Segundo, eu tenho um projeto que propõe o aumento de pena para o maior que
corrompe o menor, além de tornar a prática como crime hediondo. Já está na
pauta da Câmara para votar. Vai se tornar crime hediondo cooptar o menor. E
outra coisa, a mão de obra do maior vai ficar deficiente, porque ele não vai
poder pegar um menor de 16 anos para trabalhar para ele. Vai ser preciso
cooptar um menor de 15 anos e eu digo que essa mão de obra não é muito
especializada para ajudar, não. Primeiro, o serviço que o bandido quer que seja
feito não vai sair bem. Quanto mais jovem a pessoa, mais inexperiente.
O sistema
sócio-educativo com que contamos hoje é suficiente?
Não
funciona. Na verdade, nem o Estatuto da Criança e do Adolescente, nem o sistema
sócio-educativo funcionam.

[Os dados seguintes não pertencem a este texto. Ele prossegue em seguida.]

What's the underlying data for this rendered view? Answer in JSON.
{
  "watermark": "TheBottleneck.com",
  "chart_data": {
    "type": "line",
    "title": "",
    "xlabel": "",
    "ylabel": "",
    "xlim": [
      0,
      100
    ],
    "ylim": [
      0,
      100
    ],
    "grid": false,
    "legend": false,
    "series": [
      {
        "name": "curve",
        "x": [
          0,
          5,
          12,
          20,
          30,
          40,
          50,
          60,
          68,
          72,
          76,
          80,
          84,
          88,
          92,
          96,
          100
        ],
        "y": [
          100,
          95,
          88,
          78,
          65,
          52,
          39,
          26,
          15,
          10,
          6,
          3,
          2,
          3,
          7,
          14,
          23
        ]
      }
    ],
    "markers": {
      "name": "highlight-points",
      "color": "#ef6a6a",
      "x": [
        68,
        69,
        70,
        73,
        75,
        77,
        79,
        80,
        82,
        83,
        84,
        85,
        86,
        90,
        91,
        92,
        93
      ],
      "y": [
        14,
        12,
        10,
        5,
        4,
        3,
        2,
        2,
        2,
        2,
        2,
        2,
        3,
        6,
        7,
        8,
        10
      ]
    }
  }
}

Os executores do ECA, infelizmente, pinçam os
artigos que beneficiam os menores e colocam em prática. Por exemplo, um menor
esses dias tentou matar e estuprou um casal, em Samambaia. Os dois foram
jogados dentro de um córrego e o menor saiu achando que tinha matado os dois,
que acabaram salvos. Esse menor foi preso. Eles geralmente ficam 45 dias
presos, que seria o prazo para terminar o prazo do processo de instrução do
inquérito policial. E em nenhum caso dá tempo de terminar em 45 dias. É preciso
ouvir as pessoas, fazer os exames de perícia, o laudo cadavérico, que demora no
mínimo dois meses. Por não instruir um processo, eles são colocados em
liberdade ao completar 45 dias. Isso vale em 99% dos casos. E aqueles, que por
acaso, fiquem presos depois que termina o processo, a primeira avaliação deles
é com seis meses. Nessa avaliação existe um fator que se chama remissão, um
perdão judicial. Então, esse menor é colocado na rua com seis meses e não vai
cumprir três anos.
Isso
facilita a saída desses menores?
Eu não
conheço nenhum que tenha cumprido três anos. Para você ter ideia do tanto que o
ECA é inoperante, sua aplicação não costuma sequer dar o tempo de três anos
para um delinquente periculoso se ressocializar dentro do sistema. Até
porque só fica seis meses. Como é possível ressocializar com seis meses? Se
três anos dá tempo de recuperar, então vamos cumprir os três anos. Mas isso não
acontece. Esse tipo de coisa desmoralizou o Estatuto da Criança e do
Adolescente. A impunidade é a cara do ECA.
Existem
propostas de redução da maioridade apenas para crimes hediondos. O senhor é a
favor desse tipo de punição?
Sou a favor
da redução geral para 16 anos, porque entendo que um menor dessa idade é um
homem completo. Existe também uma proposta muito boa que atinge crimes
hediondos e violentos, como homicídio simples, lesão corporal grave, roubo qualificado.
Apesar de eu acreditar que o menor de 16 anos tem a consciência do ilícito para
qualquer crime, seja hediondo, violento ou o que for.
Qual sua
avaliação sobre o governo Rollemberg?
Estou
esperando ele começar, igualzinho ao que faz o povo. Está parado, não começou.
Não vi nada ainda. A única coisa que posso falar é que não tem nada. Não vi o
governo começando uma obra, tomando uma iniciativa, contratando policiais. A
Polícia Civil está precisando. Parece que muitas empresas prestaram serviços e até
hoje não receberam. Então, acho que ele não fez nada até agora. Estou na
expectativa.
Como está
o efetivo da Polícia Civil?
É um efetivo
de 30 anos atrás, quando Brasília tinha 1 milhão de habitantes. Hoje tem 2
milhões. Acho que é preciso investir tanto na Polícia Civil, quanto na Polícia
Militar, contratando policiais, dando uma atenção para essas duas instituições,
um salário digno. As nossas polícias hoje são as mais mal pagas do País. E
motivação, porque os policiais sabem fazer o trabalho, precisam de motivação.
Se o governo investir, contratando, dando apoio e incentivo para o policial,
dando um salário digno, o resto a polícia sabe fazer.